The recombinant Erwinia asparaginase or crisantaspase JZP458 (Rylaze) has received a positive opinion in favor of approval from the Committee for Medicinal Products for Human Use (CHMP) of the European Medicines Agency (EMA) as a treatment for acute lymphoblastic leukemia (ALL) and lymphoblastic lymphoma in patients who developed hypersensitivity or silent inactivation to E. coli–derived asparaginase, according to a press release from Jazz Pharmaceuticals.1
JZP458 is under review for use as part of a multi-agent chemotherapeutic regimen for both adult and pediatric patients. The CHMP’s recommendation will be reviewed by the European Commission as they consider whether to grant approval to the agent. A final decision is anticipated in the near future.
“Today's positive CHMP opinion is welcome news for those in the ALL and [lymphoblastic lymphoma] community who are unable to be treated with E. coli–derived asparaginase due to hypersensitivity reactions,” Robert Iannone, MD, MSCE, executive vice president and global head of research and development at Jazz Pharmaceuticals, said in the press release.1 “We look forward to receiving the final decision that will help bring us one step closer to delivering a reliable supply of recombinant Erwinia asparaginase to patients in the European Union.”
According to the press release, asparaginase serves as a central part of multi-agent chemotherapeutic regimens for ALL, but up to 30% of patients develop hypersensitivity to E. coli–derived asparaginase. Patients who do not undergo treatment with asparaginase as a result of such hypersensitivities, or who do not receive all prescribed doses appear to have worsened outcomes.
ALL constitutes 80% of leukemia diagnoses in pediatric patients and 20% of diagnoses among adult patients. Lymphoblastic lymphoma constitutes 25% to 35% of non-Hodgkin lymphoma diagnoses in pediatric patients, making it the second-most common such lymphoma in that population.

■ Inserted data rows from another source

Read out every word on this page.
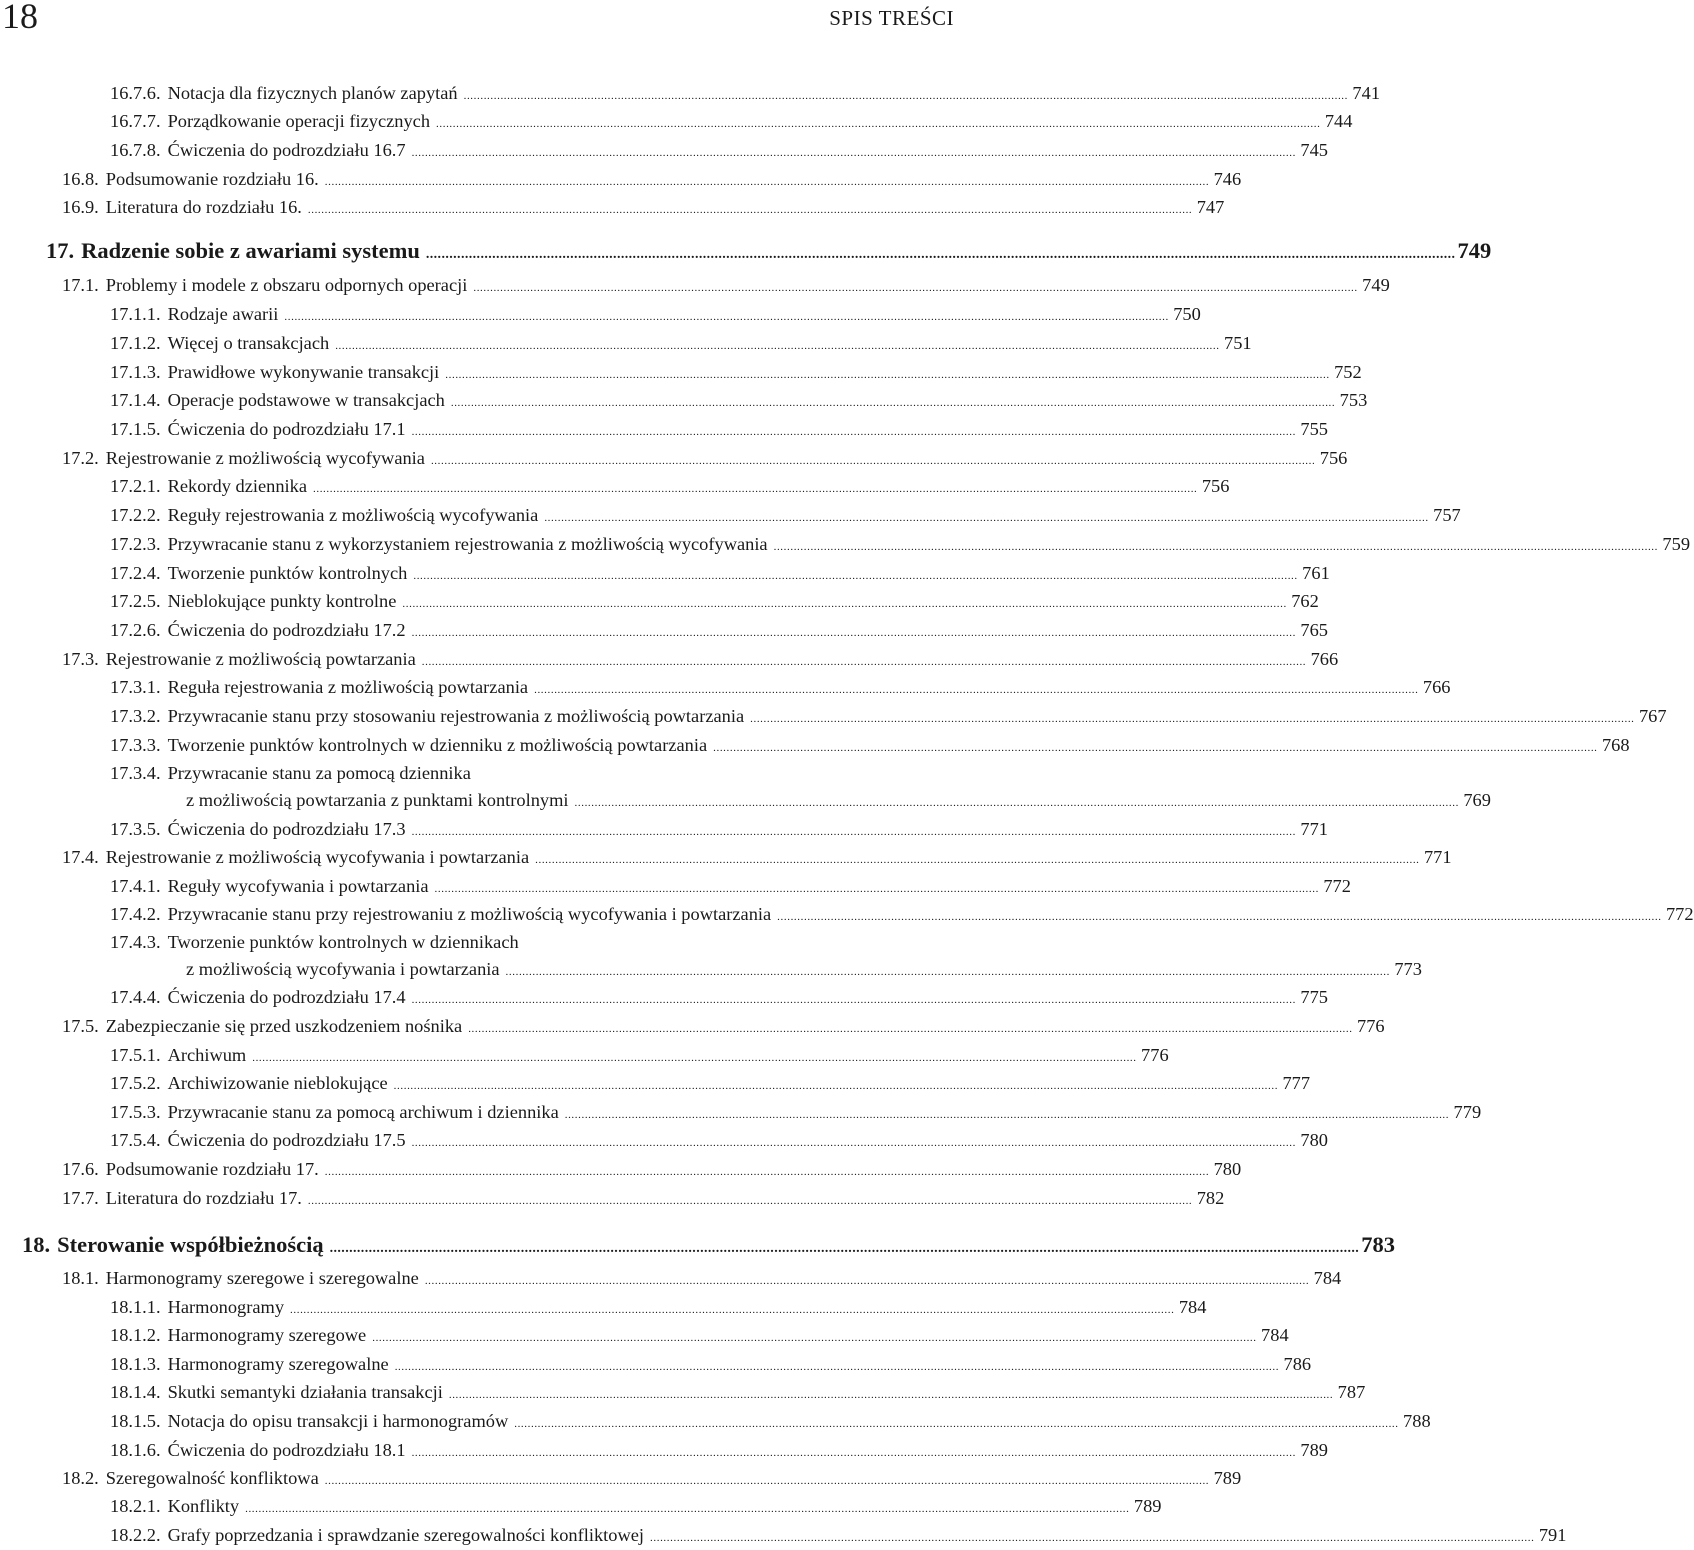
18	SPIS TREŚCI
16.7.6. Notacja dla fizycznych planów zapytań .....	741
16.7.7. Porządkowanie operacji fizycznych .....	744
16.7.8. Ćwiczenia do podrozdziału 16.7 .....	745
16.8. Podsumowanie rozdziału 16. .....	746
16.9. Literatura do rozdziału 16. .....	747
17. Radzenie sobie z awariami systemu .....	749
17.1. Problemy i modele z obszaru odpornych operacji .....	749
17.1.1. Rodzaje awarii .....	750
17.1.2. Więcej o transakcjach .....	751
17.1.3. Prawidłowe wykonywanie transakcji .....	752
17.1.4. Operacje podstawowe w transakcjach .....	753
17.1.5. Ćwiczenia do podrozdziału 17.1 .....	755
17.2. Rejestrowanie z możliwością wycofywania .....	756
17.2.1. Rekordy dziennika .....	756
17.2.2. Reguły rejestrowania z możliwością wycofywania .....	757
17.2.3. Przywracanie stanu z wykorzystaniem rejestrowania z możliwością wycofywania .....	759
17.2.4. Tworzenie punktów kontrolnych .....	761
17.2.5. Nieblokujące punkty kontrolne .....	762
17.2.6. Ćwiczenia do podrozdziału 17.2 .....	765
17.3. Rejestrowanie z możliwością powtarzania .....	766
17.3.1. Reguła rejestrowania z możliwością powtarzania .....	766
17.3.2. Przywracanie stanu przy stosowaniu rejestrowania z możliwością powtarzania .....	767
17.3.3. Tworzenie punktów kontrolnych w dzienniku z możliwością powtarzania .....	768
17.3.4. Przywracanie stanu za pomocą dziennika
z możliwością powtarzania z punktami kontrolnymi .....	769
17.3.5. Ćwiczenia do podrozdziału 17.3 .....	771
17.4. Rejestrowanie z możliwością wycofywania i powtarzania .....	771
17.4.1. Reguły wycofywania i powtarzania .....	772
17.4.2. Przywracanie stanu przy rejestrowaniu z możliwością wycofywania i powtarzania .....	772
17.4.3. Tworzenie punktów kontrolnych w dziennikach
z możliwością wycofywania i powtarzania .....	773
17.4.4. Ćwiczenia do podrozdziału 17.4 .....	775
17.5. Zabezpieczanie się przed uszkodzeniem nośnika .....	776
17.5.1. Archiwum .....	776
17.5.2. Archiwizowanie nieblokujące .....	777
17.5.3. Przywracanie stanu za pomocą archiwum i dziennika .....	779
17.5.4. Ćwiczenia do podrozdziału 17.5 .....	780
17.6. Podsumowanie rozdziału 17. .....	780
17.7. Literatura do rozdziału 17. .....	782
18. Sterowanie współbieżnością .....	783
18.1. Harmonogramy szeregowe i szeregowalne .....	784
18.1.1. Harmonogramy .....	784
18.1.2. Harmonogramy szeregowe .....	784
18.1.3. Harmonogramy szeregowalne .....	786
18.1.4. Skutki semantyki działania transakcji .....	787
18.1.5. Notacja do opisu transakcji i harmonogramów .....	788
18.1.6. Ćwiczenia do podrozdziału 18.1 .....	789
18.2. Szeregowalność konfliktowa .....	789
18.2.1. Konflikty .....	789
18.2.2. Grafy poprzedzania i sprawdzanie szeregowalności konfliktowej .....	791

The FDA approved JZP458 for patients with ALL and lymphoblastic lymphoma who have hypersensitivity to E. coli–derived asparaginase in June 20212. Supporting findings for this approval came from a open-label, multi-cohort trial that included 102 patients. Data indicated that 93.6% of patients maintained a nadir serum asparaginase activity of at least 0.1 U/mL at 48 hours after receiving 25 mg/m2 of JZP458 intravenously.
Additionally, the FDA apprroved a new Monday/Wednesday/Friday dosing regimen for JZP458 in November 2022.3 Supporting pharmacokinetics data for this approval came from the phase 2/3 JZP458-201 study (NCT04145531). Model simulations estimated that 91.6% (95% CI, 90.4%-92.8%) and 91.4% (95% CI, 90.1%-92.6%) of patients maintained a nadir serum asparaginase activity of at least 0.1 U/mL following the 25 mg/m2 Wednesday morning dose and the 50 mg/m2 Friday afternoon dose, respectively.
The most common adverse effects (AEs) of JZP458 at its recommended doses include neutropenia, anemia, and thrombocytopenia. Moreover, common nonhematological AEs include nausea, infection, fatigue, and headache.